The data sgp package offers an efficient method for organizing longitudinal (time dependent) student assessment data into statistical growth plots. This package uses R software environment which is available for Windows, OSX and Linux operating systems. While its use requires some familiarity with its programming language R programming environment there are numerous resources available to get you going quickly and efficiently.
The median SGP serves as a useful summary statistic to illustrate student growth across subgroups, classes, schools and districts; however it only takes into account the middle value of all student results; mean SGPs provide more accurate representations of performance; they therefore are the more popular statistic used in Star Growth Reports.

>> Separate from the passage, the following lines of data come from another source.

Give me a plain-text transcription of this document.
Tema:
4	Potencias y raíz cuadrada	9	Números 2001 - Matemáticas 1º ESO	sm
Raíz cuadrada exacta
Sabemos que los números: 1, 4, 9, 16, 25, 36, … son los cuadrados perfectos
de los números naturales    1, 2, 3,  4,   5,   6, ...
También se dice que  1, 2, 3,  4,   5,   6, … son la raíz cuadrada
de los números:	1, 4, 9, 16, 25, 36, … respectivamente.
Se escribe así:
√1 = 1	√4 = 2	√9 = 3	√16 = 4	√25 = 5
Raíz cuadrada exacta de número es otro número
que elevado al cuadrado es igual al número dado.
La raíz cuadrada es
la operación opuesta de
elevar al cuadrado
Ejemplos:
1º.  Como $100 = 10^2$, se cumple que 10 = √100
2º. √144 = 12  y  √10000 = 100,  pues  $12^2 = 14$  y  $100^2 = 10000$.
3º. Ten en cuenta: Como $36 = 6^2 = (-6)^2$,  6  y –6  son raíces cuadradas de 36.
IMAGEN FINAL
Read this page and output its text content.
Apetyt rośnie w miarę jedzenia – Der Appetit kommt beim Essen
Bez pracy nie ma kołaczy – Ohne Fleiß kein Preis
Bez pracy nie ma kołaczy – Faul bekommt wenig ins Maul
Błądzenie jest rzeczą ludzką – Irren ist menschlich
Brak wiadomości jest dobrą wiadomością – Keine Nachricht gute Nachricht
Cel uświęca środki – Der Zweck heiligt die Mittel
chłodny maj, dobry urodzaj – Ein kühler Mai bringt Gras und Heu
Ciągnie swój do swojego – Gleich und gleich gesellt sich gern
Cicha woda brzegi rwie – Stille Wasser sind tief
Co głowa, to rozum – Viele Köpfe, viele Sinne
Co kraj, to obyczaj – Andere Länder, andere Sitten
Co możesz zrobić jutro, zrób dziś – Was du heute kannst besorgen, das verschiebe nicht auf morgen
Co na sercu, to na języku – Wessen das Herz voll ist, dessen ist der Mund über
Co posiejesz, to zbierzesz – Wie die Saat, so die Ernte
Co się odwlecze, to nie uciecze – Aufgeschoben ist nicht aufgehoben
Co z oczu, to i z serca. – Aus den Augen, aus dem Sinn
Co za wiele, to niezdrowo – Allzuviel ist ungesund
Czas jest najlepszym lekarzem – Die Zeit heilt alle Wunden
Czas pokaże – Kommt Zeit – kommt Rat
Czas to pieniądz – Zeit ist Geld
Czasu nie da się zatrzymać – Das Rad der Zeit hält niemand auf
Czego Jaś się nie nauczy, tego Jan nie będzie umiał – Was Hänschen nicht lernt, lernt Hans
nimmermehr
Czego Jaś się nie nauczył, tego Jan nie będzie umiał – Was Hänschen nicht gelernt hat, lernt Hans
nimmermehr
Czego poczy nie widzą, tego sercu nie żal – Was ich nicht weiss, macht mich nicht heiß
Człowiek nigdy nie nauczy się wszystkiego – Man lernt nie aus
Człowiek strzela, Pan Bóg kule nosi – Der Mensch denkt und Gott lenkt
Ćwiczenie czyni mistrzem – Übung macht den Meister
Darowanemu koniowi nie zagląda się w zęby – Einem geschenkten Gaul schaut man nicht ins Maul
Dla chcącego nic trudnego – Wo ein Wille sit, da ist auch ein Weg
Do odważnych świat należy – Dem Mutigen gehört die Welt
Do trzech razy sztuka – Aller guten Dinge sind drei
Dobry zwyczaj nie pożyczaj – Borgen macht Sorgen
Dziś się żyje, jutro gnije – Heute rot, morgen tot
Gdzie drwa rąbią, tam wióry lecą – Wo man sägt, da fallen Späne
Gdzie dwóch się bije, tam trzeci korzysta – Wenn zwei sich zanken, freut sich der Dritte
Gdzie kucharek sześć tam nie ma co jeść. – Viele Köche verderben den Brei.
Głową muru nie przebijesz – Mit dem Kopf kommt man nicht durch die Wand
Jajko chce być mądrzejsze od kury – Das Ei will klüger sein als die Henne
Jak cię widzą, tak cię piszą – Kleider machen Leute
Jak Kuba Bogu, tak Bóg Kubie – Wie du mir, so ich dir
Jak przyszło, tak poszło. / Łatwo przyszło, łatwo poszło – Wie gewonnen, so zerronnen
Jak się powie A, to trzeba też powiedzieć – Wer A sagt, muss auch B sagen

SGPs may not provide a perfect indicator of student performance, but they can still assist decision makers in their deliberations process. For example, SGPs can help identify accelerated programs with few students that struggle to keep pace with the rest of their class; this may be especially relevant when starting out from similar knowledge, skills and abilities.
An SGP is typically comprised of student test score data from multiple assessment years. The first column, id, provides unique student identifiers; subsequent columns GRADE_2013 through GRADE_2017 provide scale scores; while GROUP_SCORE displays aggregate group scores across schools or districts.
Integrating SGP analyses is straightforward when using either of the sgpData_WIDE or sgpData_LONG data sets. The former contains an exhaustive list of variables used for analysis while the latter distributes time dependent variables across multiple rows for each student and provides demographic/student categorization variables that can be used with SGP to generate student aggregates.
At present, the sgpData_LONG dataset includes assessment results for eight windows (3 per year) of content areas that use LONG format for assessments. The sgpData_LONG format includes variables for valid_case, content_area, year, ID number, SCALE_SCORE GRADE grade level projections as well as ACHIEVEMENT_LEVEL for student growth projections. Information on these formats can be found in the SGP Data Analysis Vignette. Adding variables is simple by creating an issue on GitHub. Issues should include details regarding variable names, data sets from which variables will be extracted and usage in an SGP environment. Once an issue has been generated, developers can review it and respond appropriately.